Is the term FGM cissexist? by Kalwinder Sandhu

The argument by some trans activists that the term Female Genital Mutilation is cissexist, and offensive to transgender people has caused much debate, frustration and anger from all sides. Transgender activists feel that the term is oppressive to them because it denies their identity of being woman and excludes them from being female.

A Unicef report (2013) states that FGM is practiced in 29 countries in the north-east, west and east of Africa and in some countries in Asia, and the Middle East. In the UK girls from migrant communities from these areas are also cut and mutilated.

Experiences of oppression are not solely forged out of how we identify with our gender. As females we are socialised as ‘women’ and ‘girls’. We experience oppression in many ways, through FGM, forced marriage, dowry etc; because of biology that we inherit at birth and how we are socialised and treated as women and girls. As Black and Minority Ethnic (BME) women the intersection of race together with our female bodies at birth, amongst other categories like social class and disability dictate the oppression that we experience. The oppression forges through the inequality that is of being woman.

FGM is performed on some BME girls because they are identified as girls by virtue of their biology. This social reality results in inferior treatment compared to males. Even if these girls later identify as transgender men, it will have no bearing on their subjugation from patriarchal forces that require females to be cut in order to be valued as “pure” within society. It is precisely because they are identified as girls that they experience the oppression of FGM. Their experiences and agency in response to oppression cannot be distorted, colonised, minimised, or erased.

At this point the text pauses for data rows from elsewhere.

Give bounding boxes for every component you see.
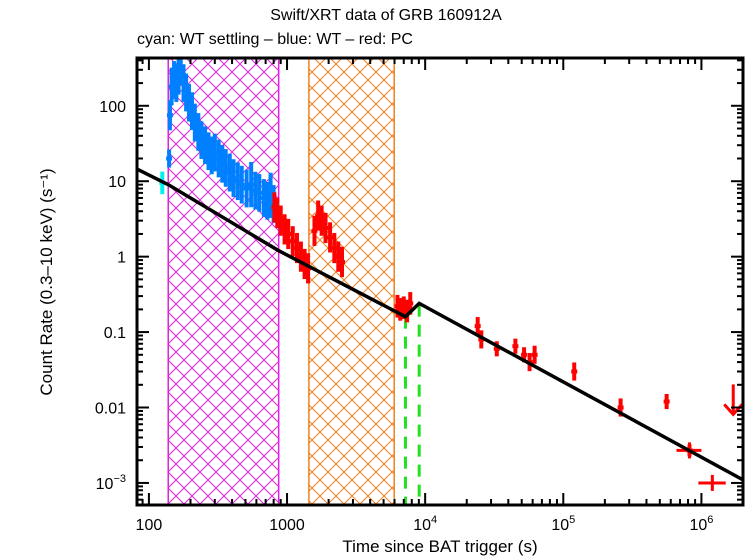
x-tick-label: 100	[136, 517, 163, 534]
shaded-region-flare-1	[167, 58, 280, 505]
data-point-wt	[230, 159, 237, 197]
fit-line	[137, 167, 743, 482]
data-point-pc	[474, 317, 481, 336]
axis-ticks	[137, 58, 744, 505]
data-point-pc	[571, 362, 578, 381]
data-point-wt	[243, 169, 250, 208]
chart-subtitle: cyan: WT settling – blue: WT – red: PC	[137, 31, 413, 48]
data-point-wt	[222, 149, 229, 187]
data-point-pc-wide	[698, 474, 726, 491]
shaded-region-flare-2	[308, 58, 395, 505]
data-point-pc	[512, 338, 519, 354]
y-axis-label: Count Rate (0.3–10 keV) (s⁻¹)	[37, 168, 56, 395]
data-point-pc	[322, 212, 329, 244]
y-tick-label: 100	[99, 99, 126, 116]
shaded-regions	[167, 58, 395, 505]
data-point-pc	[663, 393, 670, 410]
chart-title: Swift/XRT data of GRB 160912A	[270, 7, 502, 24]
data-point-wt	[256, 174, 263, 212]
data-point-pc	[531, 345, 538, 364]
data-point-wt	[238, 165, 245, 204]
x-tick-label: 1000	[269, 517, 305, 534]
y-tick-label: 0.01	[95, 401, 126, 418]
data-point-pc	[327, 222, 334, 253]
x-tick-label: 104	[413, 514, 437, 534]
upper-limit	[723, 384, 743, 417]
break-lines	[403, 304, 421, 505]
plot-frame	[135, 56, 745, 507]
data-point-pc	[285, 218, 292, 250]
data-point-pc	[289, 226, 296, 257]
data-point-wt	[166, 149, 173, 168]
y-tick-label: 0.1	[104, 325, 126, 342]
data-points	[159, 58, 743, 491]
y-tick-label: 10−3	[96, 473, 126, 493]
fit-line-group	[137, 167, 743, 482]
data-point-wt	[248, 162, 255, 208]
y-tick-label: 10	[108, 174, 126, 191]
data-point-pc	[339, 246, 346, 278]
x-axis-label: Time since BAT trigger (s)	[342, 537, 537, 556]
data-point-pc	[311, 215, 318, 246]
x-tick-label: 105	[551, 514, 575, 534]
x-tick-label: 106	[689, 514, 713, 534]
y-tick-label: 1	[117, 250, 126, 267]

Transgender women’s experiences of oppression (transphobia) is dictated by their biology not ‘matching’ their gender identity and transgender women’s experiences of sexism are not dictated by their biology. This is not to say that transgender women and men do not experience oppression but to say that the experiences are different and specific. There is no moral high ground to be attained by arguing that one form of oppression is of more significance than another.

What troubles me about the argument that the term FGM is cissexist and should be eradicated, is that yet again specific experiences of oppression are being wiped out as a result of viewing FGM though a western lens.

Saying FGM is cissexist ignores, and worse still, actively erases the dimensions of experiences faced by BME women and girls who are subjected to FGM by patriarchal forces. Arguments that FGM is cissexist reinforces their disempowerment because it silences their voices

This debate frustrates me because the very women who experience such appalling oppression are being denied their basic human rights and a voice in this debate. Who are we to deny the struggles that have taken place in our societies to combat FGM? To erase the term FGM is to erase the struggles behind it. The reality is that these women are denied a right to their own bodies. The struggles to have FGM acknowledged, recognised and addressed has finally attained some funding and support. Just when some milestones have been achieved there are moves to deny the very language we need to fight female oppression within BME communities.

We are doing a disservice to all the battles feminists have fought for all women, transgender or otherwise. Positing the reality of the oppression means we have to take account of the extent of the reality faced by women and girls.

As a black feminist I understand and fully support the struggles of transgender activists to achieve equality and remove discrimination. I empathise with the anger and frustration felt. The way forward is not achieved by removing the language that serves to articulate how brutal experiences of patriarchal oppression are experienced but by joining forces and showing solidarity to end oppression for all.


Kalwinder Sandhu is a freelance consultant, researcher and writer and a feminist activist. She is currently studying for a PhD in South Asian women’s agency in familial and intimate partner violence.